---
name: data-lineage-tracking
description: >-
  Implements data lineage tracking for privacy compliance including origin tracking,
  transformation logging, access auditing, deletion verification, and cross-system
  lineage graphs. Covers source-to-sink mapping, GDPR Art. 30 RoPA integration,
  automated lineage discovery, and breach impact scoping.

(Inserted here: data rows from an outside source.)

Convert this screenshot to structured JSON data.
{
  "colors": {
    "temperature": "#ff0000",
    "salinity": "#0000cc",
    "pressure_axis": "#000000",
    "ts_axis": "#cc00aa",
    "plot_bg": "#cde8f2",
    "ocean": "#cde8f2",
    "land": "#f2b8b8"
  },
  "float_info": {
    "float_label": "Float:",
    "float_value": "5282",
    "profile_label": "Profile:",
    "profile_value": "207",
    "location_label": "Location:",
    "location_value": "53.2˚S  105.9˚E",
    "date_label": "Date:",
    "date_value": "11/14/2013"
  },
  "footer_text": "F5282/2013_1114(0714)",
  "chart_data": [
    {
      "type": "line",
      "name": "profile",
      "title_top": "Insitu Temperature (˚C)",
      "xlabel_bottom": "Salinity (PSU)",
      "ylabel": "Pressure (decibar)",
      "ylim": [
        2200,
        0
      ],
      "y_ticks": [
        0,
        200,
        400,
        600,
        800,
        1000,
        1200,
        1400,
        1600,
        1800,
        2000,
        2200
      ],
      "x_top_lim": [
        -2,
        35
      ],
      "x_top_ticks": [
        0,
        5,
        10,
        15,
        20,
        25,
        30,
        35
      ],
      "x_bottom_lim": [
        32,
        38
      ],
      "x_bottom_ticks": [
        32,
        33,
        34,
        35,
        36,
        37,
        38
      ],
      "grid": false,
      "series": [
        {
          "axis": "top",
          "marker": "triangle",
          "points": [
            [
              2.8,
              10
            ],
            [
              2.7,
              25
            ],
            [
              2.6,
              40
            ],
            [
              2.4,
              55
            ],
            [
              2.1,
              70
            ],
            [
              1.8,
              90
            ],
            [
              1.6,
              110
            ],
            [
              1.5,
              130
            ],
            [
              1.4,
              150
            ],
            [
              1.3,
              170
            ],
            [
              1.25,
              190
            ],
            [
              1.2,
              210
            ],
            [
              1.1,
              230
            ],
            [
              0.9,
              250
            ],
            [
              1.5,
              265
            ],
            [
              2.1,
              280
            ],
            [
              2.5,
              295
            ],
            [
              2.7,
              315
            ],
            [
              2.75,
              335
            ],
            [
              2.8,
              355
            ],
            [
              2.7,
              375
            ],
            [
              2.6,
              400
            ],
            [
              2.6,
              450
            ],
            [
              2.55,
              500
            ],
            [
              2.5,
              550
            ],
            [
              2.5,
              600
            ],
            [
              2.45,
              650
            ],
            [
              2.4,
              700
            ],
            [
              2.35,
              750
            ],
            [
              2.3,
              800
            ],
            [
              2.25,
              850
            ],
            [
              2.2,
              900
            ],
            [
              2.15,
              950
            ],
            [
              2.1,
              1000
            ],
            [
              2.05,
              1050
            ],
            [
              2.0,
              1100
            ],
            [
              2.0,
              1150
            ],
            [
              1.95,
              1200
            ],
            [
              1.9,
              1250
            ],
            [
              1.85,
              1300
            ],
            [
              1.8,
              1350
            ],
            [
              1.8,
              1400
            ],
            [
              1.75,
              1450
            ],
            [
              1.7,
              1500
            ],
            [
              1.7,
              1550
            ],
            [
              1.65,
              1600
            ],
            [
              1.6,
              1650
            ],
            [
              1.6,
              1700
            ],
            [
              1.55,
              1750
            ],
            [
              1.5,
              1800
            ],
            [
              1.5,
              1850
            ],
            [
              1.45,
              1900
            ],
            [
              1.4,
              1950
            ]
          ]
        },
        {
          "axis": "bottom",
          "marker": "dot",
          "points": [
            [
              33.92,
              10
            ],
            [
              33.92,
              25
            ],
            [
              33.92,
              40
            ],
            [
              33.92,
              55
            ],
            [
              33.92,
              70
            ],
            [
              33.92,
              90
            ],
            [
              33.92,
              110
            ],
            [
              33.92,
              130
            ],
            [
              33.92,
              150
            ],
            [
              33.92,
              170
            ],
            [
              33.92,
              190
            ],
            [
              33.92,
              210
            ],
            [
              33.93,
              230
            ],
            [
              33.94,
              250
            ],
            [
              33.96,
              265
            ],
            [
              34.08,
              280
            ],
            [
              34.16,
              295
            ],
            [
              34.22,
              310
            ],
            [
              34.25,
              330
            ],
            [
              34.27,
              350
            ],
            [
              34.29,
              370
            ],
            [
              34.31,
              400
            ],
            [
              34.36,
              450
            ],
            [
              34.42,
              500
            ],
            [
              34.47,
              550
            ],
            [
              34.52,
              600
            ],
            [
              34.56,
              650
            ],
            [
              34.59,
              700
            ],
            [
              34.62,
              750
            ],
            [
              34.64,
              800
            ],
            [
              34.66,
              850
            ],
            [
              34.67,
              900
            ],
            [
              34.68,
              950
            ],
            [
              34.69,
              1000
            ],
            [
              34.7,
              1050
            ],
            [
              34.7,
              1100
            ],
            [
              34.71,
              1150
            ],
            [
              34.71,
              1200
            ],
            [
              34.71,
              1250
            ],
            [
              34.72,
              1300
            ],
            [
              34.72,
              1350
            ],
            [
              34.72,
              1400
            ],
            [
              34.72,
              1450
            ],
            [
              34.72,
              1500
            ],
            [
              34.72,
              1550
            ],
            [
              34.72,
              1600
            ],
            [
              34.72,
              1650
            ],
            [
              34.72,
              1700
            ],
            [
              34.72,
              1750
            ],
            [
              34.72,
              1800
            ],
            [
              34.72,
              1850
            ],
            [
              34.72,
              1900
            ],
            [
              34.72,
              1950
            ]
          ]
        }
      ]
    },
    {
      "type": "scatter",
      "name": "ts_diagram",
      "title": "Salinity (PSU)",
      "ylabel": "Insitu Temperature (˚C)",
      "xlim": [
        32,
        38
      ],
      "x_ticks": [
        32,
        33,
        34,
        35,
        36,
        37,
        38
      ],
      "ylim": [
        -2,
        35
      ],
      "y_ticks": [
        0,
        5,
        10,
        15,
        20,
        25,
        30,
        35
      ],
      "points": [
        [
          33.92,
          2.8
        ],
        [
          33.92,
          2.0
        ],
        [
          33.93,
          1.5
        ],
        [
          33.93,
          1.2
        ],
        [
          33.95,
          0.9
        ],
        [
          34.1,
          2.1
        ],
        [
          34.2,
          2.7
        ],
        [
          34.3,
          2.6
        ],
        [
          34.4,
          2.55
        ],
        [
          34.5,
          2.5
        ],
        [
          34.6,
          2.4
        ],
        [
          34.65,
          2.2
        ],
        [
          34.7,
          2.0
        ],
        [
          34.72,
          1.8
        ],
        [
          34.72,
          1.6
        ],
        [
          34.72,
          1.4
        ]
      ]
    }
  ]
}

Keywords: data lineage,
  data provenance, data flow mapping, transformation logging, deletion verification.
license: Apache-2.0
metadata:
  author: mukul975
  version: "1.0"
  domain: privacy
  subdomain: data-classification
  tags: "data-lineage, data-provenance, data-flow-mapping, transformation-logging, deletion-verification"
---

# Data Lineage Tracking

## Purpose

Map and document the complete lifecycle of personal data through organizational systems, from initial collection point through all transformations, transfers, and storage locations to final deletion or anonymization.

## Prerequisites

- Data inventory or asset register identifying systems processing personal data
- Network architecture documentation showing system interconnections
- Access to system metadata, ETL configurations, and API documentation
- Records of Processing Activities (RoPA) under GDPR Article 30

## Workflow

### Step 1: Define Lineage Scope

Determine scope boundaries for the lineage mapping exercise:

1. **Data categories**: Identify which personal data categories to trace (identity data, contact data, financial data, behavioral data, special category data under Art. 9)
2. **System boundaries**: Define which systems are in-scope (production databases, data warehouses, analytics platforms, third-party SaaS, backup systems)
3. **Temporal scope**: Determine whether to map current-state lineage only or include historical data flows
4. **Legal basis mapping**: Link each processing activity in the lineage to its GDPR Article 6 lawful basis

### Step 2: Identify Data Sources (Collection Points)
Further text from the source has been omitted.